Le défibrillateur, un équipement indispensable

En complément du massage cardiaque, l’utilisation d’un défibrillateur automatisé externe (DAE) permet de repérer une fibrillation cardiaque, responsable de l’arrêt cardiaque dans environ 80 % des cas, et de déclencher un choc électrique destiné à rétablir une activité cardiaque normale.

Leur installation dans les lieux publics permet donc d’accroître considérablement les chances de sauver les victimes, sous réserve que les appareils soient disponibles, facilement accessibles et connus du grand public. C’est dans ce contexte et avec cet objectif que la réglementation est en train d’évoluer pour renforcer le maillage de la présence de DAE sur l’ensemble du territoire national, à commencer par les établissements recevant du public (ERP).

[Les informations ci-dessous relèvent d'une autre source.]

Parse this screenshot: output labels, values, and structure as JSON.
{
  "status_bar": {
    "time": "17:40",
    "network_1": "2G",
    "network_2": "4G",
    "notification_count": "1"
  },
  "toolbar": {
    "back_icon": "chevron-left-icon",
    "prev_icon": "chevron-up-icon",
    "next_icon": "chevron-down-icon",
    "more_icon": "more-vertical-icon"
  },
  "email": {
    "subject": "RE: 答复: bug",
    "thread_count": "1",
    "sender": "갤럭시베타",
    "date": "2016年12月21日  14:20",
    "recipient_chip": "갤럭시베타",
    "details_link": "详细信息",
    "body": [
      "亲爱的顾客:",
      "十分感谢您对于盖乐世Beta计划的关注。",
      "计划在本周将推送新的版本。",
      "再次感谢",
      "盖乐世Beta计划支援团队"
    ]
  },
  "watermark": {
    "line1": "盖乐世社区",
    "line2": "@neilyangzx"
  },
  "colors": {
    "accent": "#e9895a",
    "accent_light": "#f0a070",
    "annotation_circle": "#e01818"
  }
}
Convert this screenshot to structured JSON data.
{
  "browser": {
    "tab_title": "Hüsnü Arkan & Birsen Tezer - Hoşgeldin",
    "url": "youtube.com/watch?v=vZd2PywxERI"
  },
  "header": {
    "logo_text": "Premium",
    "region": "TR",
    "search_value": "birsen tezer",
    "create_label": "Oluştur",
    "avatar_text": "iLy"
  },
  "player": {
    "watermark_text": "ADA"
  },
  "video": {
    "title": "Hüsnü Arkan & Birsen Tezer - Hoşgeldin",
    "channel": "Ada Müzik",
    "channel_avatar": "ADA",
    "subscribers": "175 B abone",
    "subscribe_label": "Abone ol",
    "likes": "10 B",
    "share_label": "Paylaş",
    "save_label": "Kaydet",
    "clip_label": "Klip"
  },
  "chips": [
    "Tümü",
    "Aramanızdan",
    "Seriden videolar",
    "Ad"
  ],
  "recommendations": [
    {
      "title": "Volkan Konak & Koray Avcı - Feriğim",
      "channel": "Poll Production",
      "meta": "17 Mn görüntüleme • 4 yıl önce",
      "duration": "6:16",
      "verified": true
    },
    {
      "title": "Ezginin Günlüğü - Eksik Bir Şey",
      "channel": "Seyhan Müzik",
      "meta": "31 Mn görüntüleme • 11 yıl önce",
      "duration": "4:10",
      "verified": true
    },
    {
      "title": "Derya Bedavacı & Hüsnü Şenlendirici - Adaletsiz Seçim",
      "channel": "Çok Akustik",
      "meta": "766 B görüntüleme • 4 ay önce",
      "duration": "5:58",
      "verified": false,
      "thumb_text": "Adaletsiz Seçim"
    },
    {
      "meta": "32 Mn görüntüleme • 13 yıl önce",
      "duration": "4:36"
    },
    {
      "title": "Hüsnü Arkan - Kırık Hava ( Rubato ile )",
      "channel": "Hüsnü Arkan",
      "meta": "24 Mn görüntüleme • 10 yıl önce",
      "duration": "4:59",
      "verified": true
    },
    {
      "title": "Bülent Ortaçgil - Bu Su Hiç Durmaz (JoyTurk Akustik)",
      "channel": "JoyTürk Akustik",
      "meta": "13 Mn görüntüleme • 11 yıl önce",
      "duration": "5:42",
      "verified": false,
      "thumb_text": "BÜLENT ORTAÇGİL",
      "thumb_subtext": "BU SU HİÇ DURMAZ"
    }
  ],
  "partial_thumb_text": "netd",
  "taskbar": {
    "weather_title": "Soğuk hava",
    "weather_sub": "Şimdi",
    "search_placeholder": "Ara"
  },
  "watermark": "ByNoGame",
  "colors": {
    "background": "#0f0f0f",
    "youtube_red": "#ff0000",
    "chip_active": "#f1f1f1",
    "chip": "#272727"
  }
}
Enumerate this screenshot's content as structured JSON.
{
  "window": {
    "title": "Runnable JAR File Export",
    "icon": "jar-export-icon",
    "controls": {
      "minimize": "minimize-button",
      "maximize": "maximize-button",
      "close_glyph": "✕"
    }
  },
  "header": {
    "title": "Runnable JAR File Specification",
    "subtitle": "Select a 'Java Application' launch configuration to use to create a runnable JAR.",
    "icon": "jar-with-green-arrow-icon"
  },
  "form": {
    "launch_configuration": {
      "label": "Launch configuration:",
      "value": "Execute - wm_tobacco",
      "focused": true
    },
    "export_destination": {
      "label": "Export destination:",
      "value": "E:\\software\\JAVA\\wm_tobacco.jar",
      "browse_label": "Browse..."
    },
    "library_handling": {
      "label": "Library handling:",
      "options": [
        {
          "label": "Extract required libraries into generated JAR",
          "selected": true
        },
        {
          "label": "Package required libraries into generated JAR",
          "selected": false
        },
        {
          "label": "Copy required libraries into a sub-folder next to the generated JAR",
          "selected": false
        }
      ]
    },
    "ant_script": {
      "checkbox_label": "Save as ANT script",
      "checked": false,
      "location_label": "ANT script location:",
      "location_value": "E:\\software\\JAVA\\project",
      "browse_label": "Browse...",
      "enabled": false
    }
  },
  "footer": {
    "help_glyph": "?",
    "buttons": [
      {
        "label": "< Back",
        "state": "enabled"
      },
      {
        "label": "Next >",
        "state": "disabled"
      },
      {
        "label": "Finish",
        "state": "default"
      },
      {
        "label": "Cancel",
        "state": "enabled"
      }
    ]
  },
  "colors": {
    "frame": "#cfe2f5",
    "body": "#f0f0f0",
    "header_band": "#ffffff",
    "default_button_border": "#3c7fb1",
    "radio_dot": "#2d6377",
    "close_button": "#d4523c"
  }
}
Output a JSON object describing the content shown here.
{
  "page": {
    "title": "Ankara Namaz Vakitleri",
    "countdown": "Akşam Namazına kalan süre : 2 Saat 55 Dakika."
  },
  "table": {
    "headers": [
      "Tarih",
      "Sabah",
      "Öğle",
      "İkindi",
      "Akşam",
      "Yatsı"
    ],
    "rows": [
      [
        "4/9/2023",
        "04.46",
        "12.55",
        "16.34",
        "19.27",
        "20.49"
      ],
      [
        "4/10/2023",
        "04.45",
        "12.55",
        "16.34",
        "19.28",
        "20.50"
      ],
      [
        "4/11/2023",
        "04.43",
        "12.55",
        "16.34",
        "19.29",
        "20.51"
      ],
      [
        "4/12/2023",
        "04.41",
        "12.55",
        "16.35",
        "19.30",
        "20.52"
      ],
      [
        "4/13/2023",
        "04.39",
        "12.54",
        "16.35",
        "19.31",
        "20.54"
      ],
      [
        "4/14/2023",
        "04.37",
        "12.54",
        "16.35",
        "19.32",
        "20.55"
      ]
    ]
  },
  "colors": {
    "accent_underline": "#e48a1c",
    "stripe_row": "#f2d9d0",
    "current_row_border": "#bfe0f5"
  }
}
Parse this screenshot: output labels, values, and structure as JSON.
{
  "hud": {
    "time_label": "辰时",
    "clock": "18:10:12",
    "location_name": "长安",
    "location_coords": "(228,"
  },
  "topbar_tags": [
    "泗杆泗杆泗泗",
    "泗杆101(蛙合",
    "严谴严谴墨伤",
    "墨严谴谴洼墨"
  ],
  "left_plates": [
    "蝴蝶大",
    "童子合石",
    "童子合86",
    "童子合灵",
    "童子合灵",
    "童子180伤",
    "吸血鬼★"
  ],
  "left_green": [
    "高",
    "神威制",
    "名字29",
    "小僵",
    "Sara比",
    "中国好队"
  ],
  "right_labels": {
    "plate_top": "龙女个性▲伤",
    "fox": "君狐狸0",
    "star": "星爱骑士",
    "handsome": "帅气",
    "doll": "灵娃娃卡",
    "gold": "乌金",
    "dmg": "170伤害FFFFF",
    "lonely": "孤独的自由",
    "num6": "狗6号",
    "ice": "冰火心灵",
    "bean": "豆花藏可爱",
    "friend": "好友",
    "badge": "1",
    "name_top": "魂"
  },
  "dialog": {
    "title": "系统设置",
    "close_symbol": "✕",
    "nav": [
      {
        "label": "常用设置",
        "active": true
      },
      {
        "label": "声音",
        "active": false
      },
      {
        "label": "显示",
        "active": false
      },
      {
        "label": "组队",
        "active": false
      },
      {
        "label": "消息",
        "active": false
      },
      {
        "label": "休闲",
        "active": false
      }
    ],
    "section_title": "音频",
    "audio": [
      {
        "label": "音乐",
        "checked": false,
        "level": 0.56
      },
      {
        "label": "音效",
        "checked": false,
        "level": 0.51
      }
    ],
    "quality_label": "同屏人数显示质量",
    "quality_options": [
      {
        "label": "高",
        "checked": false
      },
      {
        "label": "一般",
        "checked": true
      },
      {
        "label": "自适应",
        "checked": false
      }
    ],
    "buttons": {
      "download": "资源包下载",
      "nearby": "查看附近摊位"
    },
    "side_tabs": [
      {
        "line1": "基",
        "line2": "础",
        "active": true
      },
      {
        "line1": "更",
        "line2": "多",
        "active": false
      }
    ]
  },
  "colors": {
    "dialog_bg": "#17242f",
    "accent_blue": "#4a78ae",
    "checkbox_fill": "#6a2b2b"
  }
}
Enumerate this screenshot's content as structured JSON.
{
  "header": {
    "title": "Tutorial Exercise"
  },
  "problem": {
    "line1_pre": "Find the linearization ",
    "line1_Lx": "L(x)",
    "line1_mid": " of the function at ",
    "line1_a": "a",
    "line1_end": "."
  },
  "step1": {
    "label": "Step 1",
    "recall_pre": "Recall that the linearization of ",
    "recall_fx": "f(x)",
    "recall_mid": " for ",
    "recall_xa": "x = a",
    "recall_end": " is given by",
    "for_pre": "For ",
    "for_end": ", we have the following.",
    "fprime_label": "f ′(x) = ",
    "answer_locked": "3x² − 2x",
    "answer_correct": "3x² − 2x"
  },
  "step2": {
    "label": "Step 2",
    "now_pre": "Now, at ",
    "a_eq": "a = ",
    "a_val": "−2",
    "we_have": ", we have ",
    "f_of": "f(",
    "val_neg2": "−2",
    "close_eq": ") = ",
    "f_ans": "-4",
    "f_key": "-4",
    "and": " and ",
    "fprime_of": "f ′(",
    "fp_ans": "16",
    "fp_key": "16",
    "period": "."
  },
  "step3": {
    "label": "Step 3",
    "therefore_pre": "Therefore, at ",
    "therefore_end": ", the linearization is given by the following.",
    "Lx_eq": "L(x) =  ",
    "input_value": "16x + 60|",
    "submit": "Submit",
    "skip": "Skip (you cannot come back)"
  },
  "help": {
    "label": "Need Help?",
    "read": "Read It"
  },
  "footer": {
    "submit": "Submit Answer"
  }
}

L’obligation réglementaire d’équiper les ERP en défibrillateurs

Le décret n° 2018-1186 du 19 décembre 2018 a complété le code de la construction et de l’habitation (CCH) afin de rendre obligatoire l’installation de DAE, en un exemplaire, au sein des ERP suivants :

  • depuis le 1er janvier 2020, dans l’ensemble des ERP de catégories 1, 2 et 3 ;
  • depuis le 1er janvier 2021 dans l’ensemble des ERP de catégorie 4 ;
  • depuis le 1er janvier 2022, dans certains ERP de catégorie 5, à savoir les structures d’accueil pour personnes âgées ou handicapées, les établissements de soins, les gares, les hôtels-restaurants d’altitude et refuges de montagne, les établissements sportifs clos et couverts ainsi que les salles polyvalentes sportives.
Un défibrillateur installé dans une gare SNCF - DR

Le décret n° 2018-1186 du 19 décembre 2018 rend obligatoire l’installation de DAE au sein de très nombreux ERP. Comme par exemple dans les transports publics : ici le hall d’une gare SNCF équipée d’un défibrillateur.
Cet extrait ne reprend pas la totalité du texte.